Sears told the St. Thomas audience, “For many Catholics, it’s easier to think things haven’t become as bad as all that….The temptation is to think these faithful Christians” in the video are different from other people, and all will be well for those who keep their heads down.
But various people in the video — including others not mentioned in this article — are all good people and good citizens who had done nothing wrong, Sears said, but government is being urged to take away their livelihoods, property, and savings because of their religious conscience.
He cited the Rev. Martin Luther King Jr.’s Letter From Birmingham Jail, written to other pastors in 1963 about religious conscience and freedom as the civil-rights movement opposed segregation.
“Segregation distorts the soul,” Sears quoted King as saying, so that it gives a false sense of superiority to the segregators and false sense of inferiority to the segregated.

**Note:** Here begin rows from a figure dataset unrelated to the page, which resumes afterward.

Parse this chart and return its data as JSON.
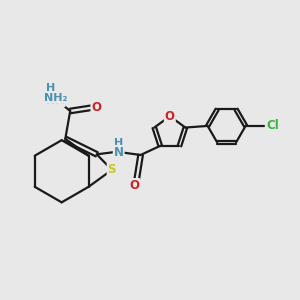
{
  "background_color": "#e8e8e8",
  "bond_color": "#1a1a1a",
  "bond_width": 1.6,
  "atom_colors": {
    "N": "#4a90b0",
    "O": "#cc2222",
    "S": "#c8c820",
    "Cl": "#3db33d",
    "C": "#1a1a1a",
    "H": "#4a90b0"
  },
  "font_size_atom": 8.5,
  "font_size_small": 7.5
}
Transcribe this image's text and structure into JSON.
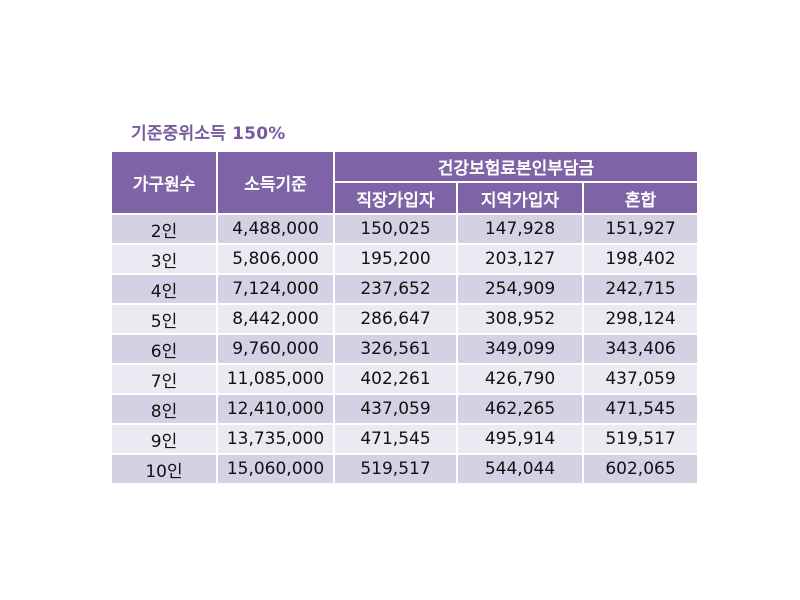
{
  "caption": "기준중위소득 150%",
  "table": {
    "headers": {
      "household": "가구원수",
      "income": "소득기준",
      "premium_group": "건강보험료본인부담금",
      "employee": "직장가입자",
      "regional": "지역가입자",
      "mixed": "혼합"
    },
    "rows": [
      {
        "household": "2인",
        "income": "4,488,000",
        "employee": "150,025",
        "regional": "147,928",
        "mixed": "151,927"
      },
      {
        "household": "3인",
        "income": "5,806,000",
        "employee": "195,200",
        "regional": "203,127",
        "mixed": "198,402"
      },
      {
        "household": "4인",
        "income": "7,124,000",
        "employee": "237,652",
        "regional": "254,909",
        "mixed": "242,715"
      },
      {
        "household": "5인",
        "income": "8,442,000",
        "employee": "286,647",
        "regional": "308,952",
        "mixed": "298,124"
      },
      {
        "household": "6인",
        "income": "9,760,000",
        "employee": "326,561",
        "regional": "349,099",
        "mixed": "343,406"
      },
      {
        "household": "7인",
        "income": "11,085,000",
        "employee": "402,261",
        "regional": "426,790",
        "mixed": "437,059"
      },
      {
        "household": "8인",
        "income": "12,410,000",
        "employee": "437,059",
        "regional": "462,265",
        "mixed": "471,545"
      },
      {
        "household": "9인",
        "income": "13,735,000",
        "employee": "471,545",
        "regional": "495,914",
        "mixed": "519,517"
      },
      {
        "household": "10인",
        "income": "15,060,000",
        "employee": "519,517",
        "regional": "544,044",
        "mixed": "602,065"
      }
    ]
  },
  "colors": {
    "header_bg": "#7e64a6",
    "caption": "#7a5a9e",
    "row_odd": "#d5d0e3",
    "row_even": "#ebe9f2"
  }
}
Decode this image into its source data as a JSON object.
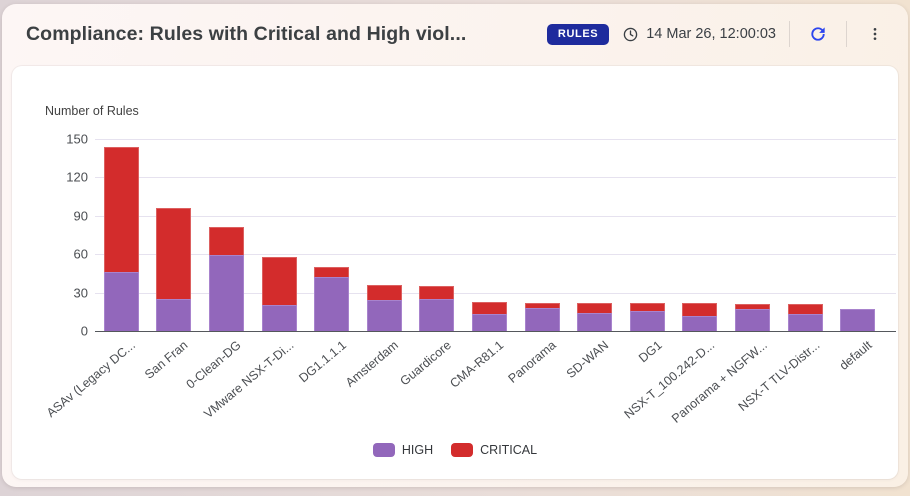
{
  "header": {
    "title": "Compliance: Rules with Critical and High viol...",
    "badge": "RULES",
    "timestamp": "14 Mar 26, 12:00:03"
  },
  "chart_data": {
    "type": "bar",
    "stacked": true,
    "ylabel": "Number of Rules",
    "ylim": [
      0,
      150
    ],
    "yticks": [
      0,
      30,
      60,
      90,
      120,
      150
    ],
    "grid": true,
    "legend_position": "bottom",
    "categories": [
      "ASAv (Legacy DC...",
      "San Fran",
      "0-Clean-DG",
      "VMware NSX-T-Di...",
      "DG1.1.1.1",
      "Amsterdam",
      "Guardicore",
      "CMA-R81.1",
      "Panorama",
      "SD-WAN",
      "DG1",
      "NSX-T_100.242-D...",
      "Panorama + NGFW...",
      "NSX-T TLV-Distr...",
      "default"
    ],
    "series": [
      {
        "name": "HIGH",
        "color": "#9267bb",
        "values": [
          46,
          25,
          59,
          20,
          42,
          24,
          25,
          13,
          18,
          14,
          16,
          12,
          17,
          13,
          17
        ]
      },
      {
        "name": "CRITICAL",
        "color": "#d32c2c",
        "values": [
          98,
          71,
          22,
          38,
          8,
          12,
          10,
          10,
          4,
          8,
          6,
          10,
          4,
          8,
          0
        ]
      }
    ],
    "totals": [
      144,
      96,
      81,
      58,
      50,
      36,
      35,
      23,
      22,
      22,
      22,
      22,
      21,
      21,
      17
    ]
  },
  "colors": {
    "high": "#9267bb",
    "critical": "#d32c2c",
    "badge_bg": "#1e2b9d",
    "refresh_blue": "#2d46ee",
    "grid_line": "#e6e2ef",
    "axis_line": "#55585c",
    "icon_gray": "#3a3f44"
  }
}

Sears urged that people read the Letter if they hadn’t already done so.
Considering new discrimination developing now, “I would submit he (King) was not talking to us in the past . . . but in the future,” Sears said.
He noted that the St. Thomas the Apostle pastor, Fr. Steve Kunkel, commented earlier in the day on the brevity of the passing moment versus the everlasting consequences of one’s actions, “This life is short, and eternity is long.”
While Sears spoke in the parish’s Institute of Catholic Theology classroom after the morning Mass, others from the Mass headed out with the parish’s Mercy for Life pro-life group to pray the rosary and chaplet of mercy outside a local abortuary, then returned to the church for a holy hour and benediction conducted by associate pastor Fr. Thomas Kagumisa.